Immunologic failure, as defined here, had low sensitivity compared to VF and should not be recommended to detect treatment failure. Plasma HIV-RNA should be performed twice, at weeks 24 and 48, to detect early treatment failure.
Clinicaltrials.gov identification number NCT00476606.
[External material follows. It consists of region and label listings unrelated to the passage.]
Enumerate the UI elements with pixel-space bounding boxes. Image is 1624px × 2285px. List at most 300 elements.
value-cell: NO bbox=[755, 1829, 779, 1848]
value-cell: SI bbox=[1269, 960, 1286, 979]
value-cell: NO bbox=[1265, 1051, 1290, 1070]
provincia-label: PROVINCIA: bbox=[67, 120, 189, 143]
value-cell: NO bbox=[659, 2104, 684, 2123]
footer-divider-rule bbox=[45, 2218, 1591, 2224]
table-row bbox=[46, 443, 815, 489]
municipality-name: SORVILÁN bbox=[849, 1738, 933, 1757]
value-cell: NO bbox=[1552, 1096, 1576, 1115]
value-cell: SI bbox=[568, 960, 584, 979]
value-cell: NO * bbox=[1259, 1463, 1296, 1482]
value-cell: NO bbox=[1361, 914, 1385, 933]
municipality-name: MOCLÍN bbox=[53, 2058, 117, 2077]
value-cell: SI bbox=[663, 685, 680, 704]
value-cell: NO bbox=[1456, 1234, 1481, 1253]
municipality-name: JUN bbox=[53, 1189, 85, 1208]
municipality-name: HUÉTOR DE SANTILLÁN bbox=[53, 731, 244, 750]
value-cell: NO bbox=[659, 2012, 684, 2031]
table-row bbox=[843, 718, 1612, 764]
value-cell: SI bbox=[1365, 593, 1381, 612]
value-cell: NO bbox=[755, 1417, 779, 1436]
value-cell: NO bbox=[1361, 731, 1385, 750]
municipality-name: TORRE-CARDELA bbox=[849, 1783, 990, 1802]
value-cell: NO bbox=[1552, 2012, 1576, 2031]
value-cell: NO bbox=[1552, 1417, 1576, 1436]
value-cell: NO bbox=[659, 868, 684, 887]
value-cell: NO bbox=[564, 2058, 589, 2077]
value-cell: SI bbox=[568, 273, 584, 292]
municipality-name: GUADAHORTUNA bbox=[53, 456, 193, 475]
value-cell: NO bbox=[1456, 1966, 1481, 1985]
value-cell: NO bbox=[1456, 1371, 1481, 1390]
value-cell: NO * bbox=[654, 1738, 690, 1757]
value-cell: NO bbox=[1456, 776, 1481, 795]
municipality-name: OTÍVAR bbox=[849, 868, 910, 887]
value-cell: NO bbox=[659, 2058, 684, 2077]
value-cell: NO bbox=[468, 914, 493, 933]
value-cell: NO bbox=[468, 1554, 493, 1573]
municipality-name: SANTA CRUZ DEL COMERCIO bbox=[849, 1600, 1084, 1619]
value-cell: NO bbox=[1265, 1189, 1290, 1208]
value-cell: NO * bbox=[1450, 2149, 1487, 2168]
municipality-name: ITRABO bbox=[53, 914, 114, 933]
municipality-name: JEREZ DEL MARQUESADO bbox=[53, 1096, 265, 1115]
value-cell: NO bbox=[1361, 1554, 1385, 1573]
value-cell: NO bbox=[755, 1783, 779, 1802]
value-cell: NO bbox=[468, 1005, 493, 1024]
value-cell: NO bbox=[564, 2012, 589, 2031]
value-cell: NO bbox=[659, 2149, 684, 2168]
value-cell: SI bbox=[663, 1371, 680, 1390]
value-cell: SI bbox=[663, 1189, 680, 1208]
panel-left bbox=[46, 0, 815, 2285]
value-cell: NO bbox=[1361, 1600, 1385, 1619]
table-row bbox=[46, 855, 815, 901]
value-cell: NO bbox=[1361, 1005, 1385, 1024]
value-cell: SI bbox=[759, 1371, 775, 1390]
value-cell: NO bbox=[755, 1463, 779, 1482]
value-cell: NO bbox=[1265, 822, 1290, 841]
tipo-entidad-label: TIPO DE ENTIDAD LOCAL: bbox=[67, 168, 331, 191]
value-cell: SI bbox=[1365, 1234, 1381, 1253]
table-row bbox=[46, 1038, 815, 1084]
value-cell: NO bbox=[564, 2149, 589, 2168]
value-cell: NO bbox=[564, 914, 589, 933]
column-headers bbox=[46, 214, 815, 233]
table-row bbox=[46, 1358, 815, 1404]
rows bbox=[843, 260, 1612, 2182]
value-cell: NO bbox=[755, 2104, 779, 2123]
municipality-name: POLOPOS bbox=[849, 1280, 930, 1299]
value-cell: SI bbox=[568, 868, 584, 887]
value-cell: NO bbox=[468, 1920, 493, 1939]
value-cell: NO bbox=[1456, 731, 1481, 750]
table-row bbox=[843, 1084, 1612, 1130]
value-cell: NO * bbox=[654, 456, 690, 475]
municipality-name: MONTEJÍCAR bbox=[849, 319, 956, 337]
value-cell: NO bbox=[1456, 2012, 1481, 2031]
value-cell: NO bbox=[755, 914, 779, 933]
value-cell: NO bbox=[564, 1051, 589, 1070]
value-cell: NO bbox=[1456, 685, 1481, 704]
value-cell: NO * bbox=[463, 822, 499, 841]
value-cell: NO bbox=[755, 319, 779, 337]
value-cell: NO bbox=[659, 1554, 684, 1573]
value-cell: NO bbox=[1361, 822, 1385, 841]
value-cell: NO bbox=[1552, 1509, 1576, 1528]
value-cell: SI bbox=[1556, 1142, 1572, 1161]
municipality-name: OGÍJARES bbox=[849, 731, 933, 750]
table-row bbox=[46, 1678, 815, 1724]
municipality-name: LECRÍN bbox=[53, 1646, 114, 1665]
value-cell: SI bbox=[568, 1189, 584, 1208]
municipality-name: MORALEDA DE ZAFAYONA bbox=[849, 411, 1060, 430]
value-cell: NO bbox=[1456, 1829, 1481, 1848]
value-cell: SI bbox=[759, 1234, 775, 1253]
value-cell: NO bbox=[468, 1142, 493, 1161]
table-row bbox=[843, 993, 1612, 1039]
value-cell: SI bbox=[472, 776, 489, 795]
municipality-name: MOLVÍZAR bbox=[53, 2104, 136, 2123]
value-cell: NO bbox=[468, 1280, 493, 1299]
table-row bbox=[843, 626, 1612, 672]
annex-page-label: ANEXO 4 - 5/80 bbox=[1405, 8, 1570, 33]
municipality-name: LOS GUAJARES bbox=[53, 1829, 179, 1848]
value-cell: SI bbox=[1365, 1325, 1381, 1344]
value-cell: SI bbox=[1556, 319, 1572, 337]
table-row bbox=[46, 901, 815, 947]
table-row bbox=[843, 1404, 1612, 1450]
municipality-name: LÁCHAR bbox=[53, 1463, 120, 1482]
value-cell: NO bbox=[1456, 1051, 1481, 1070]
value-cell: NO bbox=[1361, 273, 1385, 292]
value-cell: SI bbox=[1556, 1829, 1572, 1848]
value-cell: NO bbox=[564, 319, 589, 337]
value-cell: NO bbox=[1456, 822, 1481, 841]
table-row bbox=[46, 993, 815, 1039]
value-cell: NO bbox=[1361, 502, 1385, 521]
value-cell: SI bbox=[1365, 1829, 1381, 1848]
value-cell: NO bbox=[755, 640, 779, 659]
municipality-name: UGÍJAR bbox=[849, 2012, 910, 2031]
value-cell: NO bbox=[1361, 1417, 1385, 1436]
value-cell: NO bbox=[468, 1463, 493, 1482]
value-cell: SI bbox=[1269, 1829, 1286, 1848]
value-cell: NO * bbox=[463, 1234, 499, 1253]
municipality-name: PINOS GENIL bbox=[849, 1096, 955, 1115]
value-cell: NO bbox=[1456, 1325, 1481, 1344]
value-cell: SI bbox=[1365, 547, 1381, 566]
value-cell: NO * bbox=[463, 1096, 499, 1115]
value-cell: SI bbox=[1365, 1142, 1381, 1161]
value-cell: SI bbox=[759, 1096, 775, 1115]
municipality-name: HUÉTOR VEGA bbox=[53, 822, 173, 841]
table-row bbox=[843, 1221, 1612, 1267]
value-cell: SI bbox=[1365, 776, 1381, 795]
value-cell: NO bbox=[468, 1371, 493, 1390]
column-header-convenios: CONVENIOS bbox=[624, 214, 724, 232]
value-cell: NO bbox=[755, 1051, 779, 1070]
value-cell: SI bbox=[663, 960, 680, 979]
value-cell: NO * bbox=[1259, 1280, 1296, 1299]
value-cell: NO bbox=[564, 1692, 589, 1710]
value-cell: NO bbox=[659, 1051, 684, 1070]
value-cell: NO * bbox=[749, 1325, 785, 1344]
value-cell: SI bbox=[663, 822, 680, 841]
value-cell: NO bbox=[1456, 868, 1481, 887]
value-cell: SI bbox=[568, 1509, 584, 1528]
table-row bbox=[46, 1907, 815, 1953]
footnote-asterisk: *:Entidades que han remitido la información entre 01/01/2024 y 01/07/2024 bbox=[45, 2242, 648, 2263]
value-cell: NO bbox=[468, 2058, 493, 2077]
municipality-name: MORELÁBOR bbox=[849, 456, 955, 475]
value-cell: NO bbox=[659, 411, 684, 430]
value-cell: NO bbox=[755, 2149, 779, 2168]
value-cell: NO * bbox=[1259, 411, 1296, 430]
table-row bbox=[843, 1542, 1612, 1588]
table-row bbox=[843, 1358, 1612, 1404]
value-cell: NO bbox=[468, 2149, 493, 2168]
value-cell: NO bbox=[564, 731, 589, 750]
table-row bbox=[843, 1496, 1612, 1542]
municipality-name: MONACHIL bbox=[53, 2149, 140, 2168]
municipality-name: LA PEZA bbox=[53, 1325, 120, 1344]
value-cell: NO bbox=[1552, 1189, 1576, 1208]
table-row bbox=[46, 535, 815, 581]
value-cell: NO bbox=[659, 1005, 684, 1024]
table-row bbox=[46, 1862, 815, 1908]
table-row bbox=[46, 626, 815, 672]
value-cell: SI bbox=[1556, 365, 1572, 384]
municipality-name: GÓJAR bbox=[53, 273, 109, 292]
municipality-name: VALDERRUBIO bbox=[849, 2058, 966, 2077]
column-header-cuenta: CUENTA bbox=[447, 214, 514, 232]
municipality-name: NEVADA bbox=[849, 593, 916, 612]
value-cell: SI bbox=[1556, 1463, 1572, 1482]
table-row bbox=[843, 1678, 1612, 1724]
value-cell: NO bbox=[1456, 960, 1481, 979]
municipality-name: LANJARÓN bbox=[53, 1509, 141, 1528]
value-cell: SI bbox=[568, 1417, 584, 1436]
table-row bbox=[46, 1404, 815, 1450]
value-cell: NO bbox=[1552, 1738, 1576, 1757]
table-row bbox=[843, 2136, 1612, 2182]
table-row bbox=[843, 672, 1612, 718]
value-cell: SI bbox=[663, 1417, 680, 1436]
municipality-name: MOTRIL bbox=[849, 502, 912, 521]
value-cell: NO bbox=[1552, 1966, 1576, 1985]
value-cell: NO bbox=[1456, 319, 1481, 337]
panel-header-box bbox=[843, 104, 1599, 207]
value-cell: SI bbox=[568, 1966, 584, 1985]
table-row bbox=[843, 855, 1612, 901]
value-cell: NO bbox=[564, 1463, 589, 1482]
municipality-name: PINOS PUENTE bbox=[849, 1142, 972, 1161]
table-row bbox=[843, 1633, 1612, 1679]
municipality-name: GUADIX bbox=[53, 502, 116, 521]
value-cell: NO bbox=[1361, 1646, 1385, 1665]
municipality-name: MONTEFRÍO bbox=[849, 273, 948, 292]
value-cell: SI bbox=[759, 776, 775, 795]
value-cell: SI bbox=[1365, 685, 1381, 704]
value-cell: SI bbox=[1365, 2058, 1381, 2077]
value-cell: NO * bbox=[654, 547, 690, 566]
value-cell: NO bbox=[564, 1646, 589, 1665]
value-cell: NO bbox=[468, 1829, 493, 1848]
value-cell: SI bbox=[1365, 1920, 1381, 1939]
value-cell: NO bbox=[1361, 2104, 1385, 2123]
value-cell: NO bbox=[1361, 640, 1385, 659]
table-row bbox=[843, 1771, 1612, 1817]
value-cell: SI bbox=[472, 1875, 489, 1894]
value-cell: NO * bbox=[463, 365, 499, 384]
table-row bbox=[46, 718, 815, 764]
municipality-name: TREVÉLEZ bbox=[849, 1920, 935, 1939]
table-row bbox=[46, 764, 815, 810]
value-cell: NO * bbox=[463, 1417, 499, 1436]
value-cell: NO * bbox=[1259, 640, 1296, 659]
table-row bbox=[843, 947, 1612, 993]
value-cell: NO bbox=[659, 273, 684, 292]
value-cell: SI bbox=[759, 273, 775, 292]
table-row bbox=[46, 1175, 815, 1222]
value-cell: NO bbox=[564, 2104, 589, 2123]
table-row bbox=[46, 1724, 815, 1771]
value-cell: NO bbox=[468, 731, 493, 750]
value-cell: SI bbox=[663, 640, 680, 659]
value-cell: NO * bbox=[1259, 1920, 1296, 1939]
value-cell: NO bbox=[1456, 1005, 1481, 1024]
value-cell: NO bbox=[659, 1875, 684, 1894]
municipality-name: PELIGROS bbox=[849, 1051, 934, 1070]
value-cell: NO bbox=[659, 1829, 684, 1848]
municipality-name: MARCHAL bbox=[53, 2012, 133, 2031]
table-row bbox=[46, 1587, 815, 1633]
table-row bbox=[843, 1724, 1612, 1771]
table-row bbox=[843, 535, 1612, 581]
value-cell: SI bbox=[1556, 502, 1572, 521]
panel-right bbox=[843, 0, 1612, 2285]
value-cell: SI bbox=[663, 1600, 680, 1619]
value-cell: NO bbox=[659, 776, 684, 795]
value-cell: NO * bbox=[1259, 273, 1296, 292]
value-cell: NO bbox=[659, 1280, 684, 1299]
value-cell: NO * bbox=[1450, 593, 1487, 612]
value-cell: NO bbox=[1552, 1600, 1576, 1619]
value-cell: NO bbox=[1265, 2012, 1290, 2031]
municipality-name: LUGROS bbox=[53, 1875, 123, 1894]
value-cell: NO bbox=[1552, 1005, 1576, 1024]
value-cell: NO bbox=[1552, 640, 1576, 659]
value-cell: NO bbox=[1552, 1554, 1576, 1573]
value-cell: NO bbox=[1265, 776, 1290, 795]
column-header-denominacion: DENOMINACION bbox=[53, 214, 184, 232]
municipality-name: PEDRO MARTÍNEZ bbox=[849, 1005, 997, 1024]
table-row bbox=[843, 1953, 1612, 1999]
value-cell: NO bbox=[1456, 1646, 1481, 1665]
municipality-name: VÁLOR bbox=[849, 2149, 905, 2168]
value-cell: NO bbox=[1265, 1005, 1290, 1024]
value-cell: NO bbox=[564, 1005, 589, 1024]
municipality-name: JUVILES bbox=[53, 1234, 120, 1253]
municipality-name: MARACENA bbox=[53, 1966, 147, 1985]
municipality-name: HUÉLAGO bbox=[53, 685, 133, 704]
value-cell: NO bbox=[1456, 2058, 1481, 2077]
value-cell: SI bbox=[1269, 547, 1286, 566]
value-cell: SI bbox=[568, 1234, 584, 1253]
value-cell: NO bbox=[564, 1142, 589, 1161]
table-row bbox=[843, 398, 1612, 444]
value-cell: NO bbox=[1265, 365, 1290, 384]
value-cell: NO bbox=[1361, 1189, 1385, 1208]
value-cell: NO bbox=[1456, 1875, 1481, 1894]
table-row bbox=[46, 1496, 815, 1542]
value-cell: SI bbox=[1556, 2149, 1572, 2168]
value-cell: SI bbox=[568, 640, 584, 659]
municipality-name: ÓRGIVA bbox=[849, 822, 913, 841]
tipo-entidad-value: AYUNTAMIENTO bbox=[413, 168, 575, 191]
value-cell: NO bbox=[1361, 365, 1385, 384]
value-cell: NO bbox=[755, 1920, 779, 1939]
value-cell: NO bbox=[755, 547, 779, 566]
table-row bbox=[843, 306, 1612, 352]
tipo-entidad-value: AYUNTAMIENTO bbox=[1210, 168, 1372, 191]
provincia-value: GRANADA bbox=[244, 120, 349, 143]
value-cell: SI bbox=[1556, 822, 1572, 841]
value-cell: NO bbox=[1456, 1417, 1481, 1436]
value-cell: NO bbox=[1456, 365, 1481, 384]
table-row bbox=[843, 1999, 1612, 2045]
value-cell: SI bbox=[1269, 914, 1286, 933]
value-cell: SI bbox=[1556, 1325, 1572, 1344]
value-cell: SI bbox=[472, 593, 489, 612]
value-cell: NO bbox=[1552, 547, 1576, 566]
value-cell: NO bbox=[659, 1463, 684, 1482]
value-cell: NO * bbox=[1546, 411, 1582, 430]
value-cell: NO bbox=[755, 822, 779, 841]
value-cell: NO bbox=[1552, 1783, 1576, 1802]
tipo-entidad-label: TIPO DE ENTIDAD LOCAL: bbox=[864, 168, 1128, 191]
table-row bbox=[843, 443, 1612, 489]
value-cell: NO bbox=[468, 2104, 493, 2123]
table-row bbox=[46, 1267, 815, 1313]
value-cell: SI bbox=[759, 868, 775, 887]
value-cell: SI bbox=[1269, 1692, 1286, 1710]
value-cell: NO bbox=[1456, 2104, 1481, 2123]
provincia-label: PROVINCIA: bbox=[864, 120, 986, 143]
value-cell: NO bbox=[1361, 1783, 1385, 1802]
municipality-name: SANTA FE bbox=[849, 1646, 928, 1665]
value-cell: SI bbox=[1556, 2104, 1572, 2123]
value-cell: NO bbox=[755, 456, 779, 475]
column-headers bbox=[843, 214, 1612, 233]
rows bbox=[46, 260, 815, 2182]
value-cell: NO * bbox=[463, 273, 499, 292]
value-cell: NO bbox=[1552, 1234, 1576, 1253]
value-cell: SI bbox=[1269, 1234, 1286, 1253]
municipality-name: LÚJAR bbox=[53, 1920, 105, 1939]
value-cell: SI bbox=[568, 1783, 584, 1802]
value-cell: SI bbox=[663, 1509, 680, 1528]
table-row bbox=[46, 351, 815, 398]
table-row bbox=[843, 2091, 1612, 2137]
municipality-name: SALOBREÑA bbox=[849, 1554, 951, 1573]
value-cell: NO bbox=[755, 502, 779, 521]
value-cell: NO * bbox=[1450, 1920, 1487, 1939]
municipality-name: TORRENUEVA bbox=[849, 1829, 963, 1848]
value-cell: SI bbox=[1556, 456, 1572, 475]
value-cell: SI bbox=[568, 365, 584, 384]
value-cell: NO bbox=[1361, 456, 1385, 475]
使用非核苷类逆转录酶抑制剂(NNRTI)为基础的高效抗逆转录病毒治疗(HAART)的亚洲 HIV 感染儿童的免疫和病毒学失败数据有限。我们检查了免疫失败(IF)和病毒学失败(VF)的发生率,以及使用 IF 预测泰国 HIV 感染儿童使用一线 NNRTI 为基础的 HAART 的 VF 的准确性。
纳入了来自 2 个前瞻性队列的抗逆转录病毒(ART)初治 HIV 感染儿童,他们在 2001-2008 年期间接受了 NNRTI 为基础的 HAART 治疗。每 12 周进行一次 CD4 计数,每 24 周测量一次血浆 HIV-RNA。免疫恢复定义为 CD4%≥25%。IF 定义为基线时 CD4%<15%的儿童中 CD4%持续下降≥5%,或从基线下降≥30%。VF 定义为 HAART 至少 24 周后 HIV-RNA>1,000 拷贝/ml。使用配对 t 检验评估临床和实验室参数变化,使用时间事件方法评估 VF 的预测因素。计算 IF 对 VF 的敏感性和特异性。
纳入了 107 名 ART 初治 HIV 感染儿童,52%为女性,%CDC 临床分类 N:A:B:C 为 4:44:30:22%。基线数据中位数(IQR)为年龄 6.2(4.2-8.9)岁,CD4%为 7(3-15),HIV-RNA 为 5.0(4.9-5.5)log10copies/ml。Nevirapine(NVP)和依非韦伦(EFV)为基础的 HAART 分别开始于 70%和 30%的患者。96 周时,无一例进展为 CDC 临床分类 AIDS,一例死于肺炎。总体而言,体重年龄 z 评分(p=0.014)、身高年龄 z 评分、血红蛋白和 CD4 均有显著改善(均 p<0.001)。96 周时的中位数(IQR)CD4%为 25(18-30)%。89%的儿童有免疫恢复(CD4%≥25%),75%的儿童 HIV-RNA<1.7log10copies/ml。35(32.7%)名儿童在 96 周内发生了 VF。其中,24 名(68.6%)和 31 名(88.6%)儿童分别在第 24 和 48 周出现了 VF。只有 1 名(0.9%)儿童在 96 周内出现 IF,IF 对 VF 的敏感性(95%CI)为 4(0.1-20.4)%,特异性为 100(93.9-100)%。
这里定义的免疫失败与 VF 相比敏感性较低,不建议用于检测治疗失败。应在第 24 和 48 周进行两次血浆 HIV-RNA 检测,以早期发现治疗失败。
Clinicaltrials.gov 编号 NCT00476606。